For startups, they have brilliant ideas but aren’t always able to put them into context and express the value proposition for payers and providers in a way that can be easily understood.   They often are not able to translate what they do in terms of healthcare spend or clinical outcomes.


And lastly, pharmaceutical companies. They have an image problem. A lot of stakeholders are afraid to collaborate with pharma interests because they don’t want to be perceived as promoting a specific drug. But pharma companies have a potentially very important role  in value-based care. They have large data sets and information about the patient’s journey and how to address adherence issues.  When engaged, they can be called on to share that information and to take accountability for the efficacy of their drugs when they’re indicated and used.


What have we learned from the pandemic?


I think we’ve discovered just how truly interdependent upon each other we are, both at the individual and system level. Wearing masks, social distancing, everyone’s behavior affects others and they all have a role to play in our collective health. There is collaboration and coordination needed. There is teamwork required to keep our communities safe. These are the exact concepts that are required to create successful value-based healthcare. I’m seeing increased understanding of this fact, and increased collaboration as a result.

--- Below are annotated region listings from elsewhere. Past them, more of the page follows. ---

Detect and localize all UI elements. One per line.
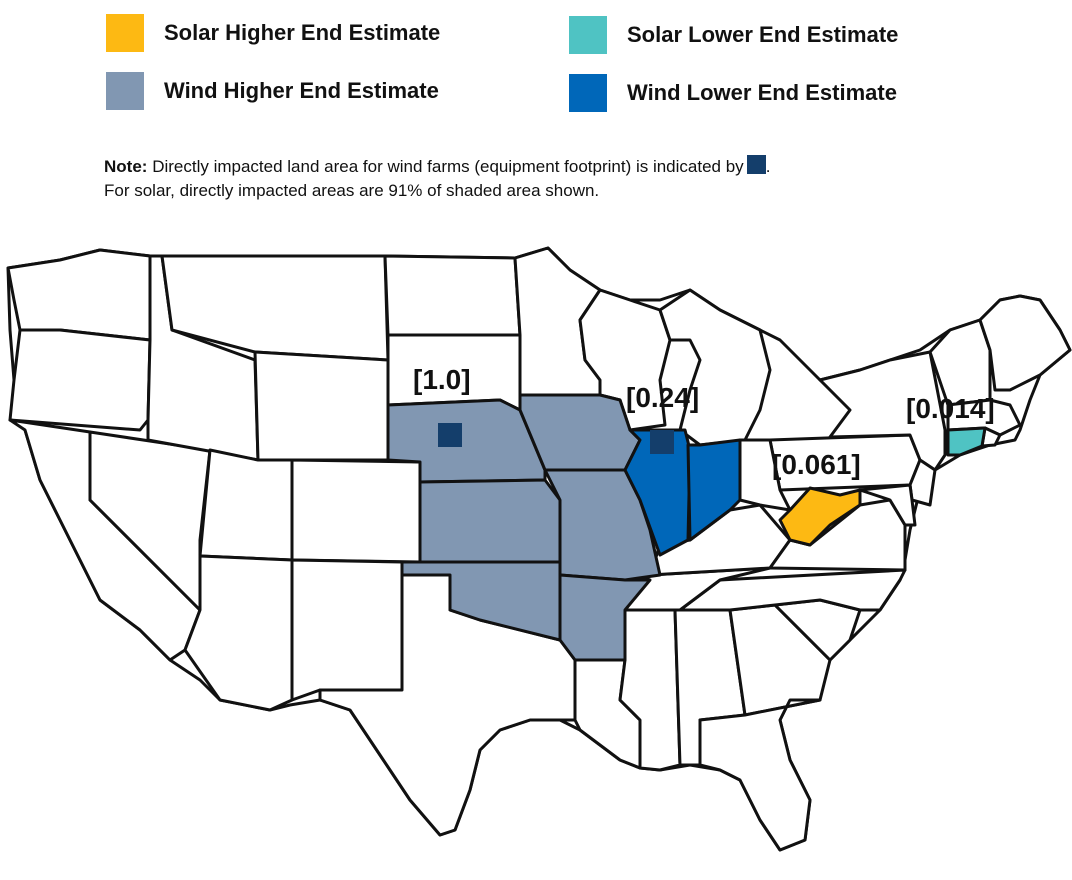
state-delaware-maryland bbox=[858, 483, 917, 527]
map-label-illinois: [0.24] bbox=[626, 382, 699, 413]
legend-swatch-wind-higher bbox=[106, 72, 144, 110]
state-colorado bbox=[290, 458, 422, 564]
map-label-nebraska: [1.0] bbox=[413, 364, 471, 395]
state-florida bbox=[698, 698, 822, 852]
legend-label-wind-lower: Wind Lower End Estimate bbox=[627, 80, 897, 105]
note-heading: Note: bbox=[104, 157, 148, 176]
legend-swatch-wind-lower bbox=[569, 74, 607, 112]
state-new-york bbox=[818, 350, 947, 472]
legend-label-solar-lower: Solar Lower End Estimate bbox=[627, 22, 899, 47]
legend-label-wind-higher: Wind Higher End Estimate bbox=[164, 78, 439, 103]
map-label-connecticut: [0.014] bbox=[906, 393, 995, 424]
legend-item-solar-lower: Solar Lower End Estimate bbox=[569, 16, 898, 54]
note-line-2: For solar, directly impacted areas are 9… bbox=[104, 181, 600, 200]
legend-item-solar-higher: Solar Higher End Estimate bbox=[106, 14, 440, 52]
state-washington bbox=[6, 248, 162, 342]
state-maine bbox=[978, 294, 1072, 392]
state-kansas bbox=[418, 478, 562, 564]
map-note: Note: Directly impacted land area for wi… bbox=[104, 155, 770, 203]
legend-swatch-solar-higher bbox=[106, 14, 144, 52]
state-illinois bbox=[623, 428, 692, 557]
map-label-west-virginia: [0.061] bbox=[772, 449, 861, 480]
state-new-mexico bbox=[290, 558, 404, 702]
state-new-jersey bbox=[908, 458, 937, 507]
state-arkansas bbox=[558, 573, 652, 662]
note-text-1: Directly impacted land area for wind far… bbox=[152, 157, 744, 176]
state-arizona bbox=[183, 554, 294, 712]
footprint-square-nebraska bbox=[438, 423, 462, 447]
legend-label-solar-higher: Solar Higher End Estimate bbox=[164, 20, 441, 45]
legend-item-wind-lower: Wind Lower End Estimate bbox=[569, 74, 897, 112]
state-utah bbox=[198, 448, 294, 562]
state-west-virginia bbox=[778, 486, 862, 547]
footprint-square-illinois bbox=[650, 430, 674, 454]
legend-item-wind-higher: Wind Higher End Estimate bbox=[106, 72, 439, 110]
state-connecticut bbox=[946, 426, 987, 457]
state-wyoming bbox=[253, 350, 390, 462]
note-text-1-end: . bbox=[765, 157, 771, 176]
footprint-square-icon bbox=[746, 155, 766, 174]
state-north-dakota bbox=[383, 254, 522, 337]
note-line-1: Note: Directly impacted land area for wi… bbox=[104, 155, 770, 179]
state-north-carolina bbox=[678, 568, 907, 612]
legend-swatch-solar-lower bbox=[569, 16, 607, 54]
state-oregon bbox=[8, 328, 152, 432]
us-map: [1.0] [0.24] [0.061] [0.014] bbox=[6, 246, 1072, 852]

Where will value-based efforts be focused in the short term?


We will see an intensified focus on chronic conditions and how to wrap our arms around patients with complex health statuses. There will be more efforts to create comprehensive models that address chronic care. This is a shift. Traditionally, we’ve looked more closely at surgeries or other acute scenarios, but again we are going to see more focus on conditions with high variation in care and cost of care areas such as rheumatology, cardiology and even pregnancy, where there’s so much opportunity at the present to reduce cost and improve outcomes.


What role do you see companies like Wildflower playing as we design the future of value-based care?


Organizations like Wildflower, that focus on the patient and provide remote ability for communication between patients, providers and other stakeholders, help to streamline the care process and keep patients connected, engaged and accountable. Thes solutions also help identify potential trouble before it becomes a crisis and as a result, keeps patients out of the ER and hospitals. Digital health can be critical in reducing duplicative and unnecessary services.  The key will be to ensure that all of the critical stakeholders understand the model and its value.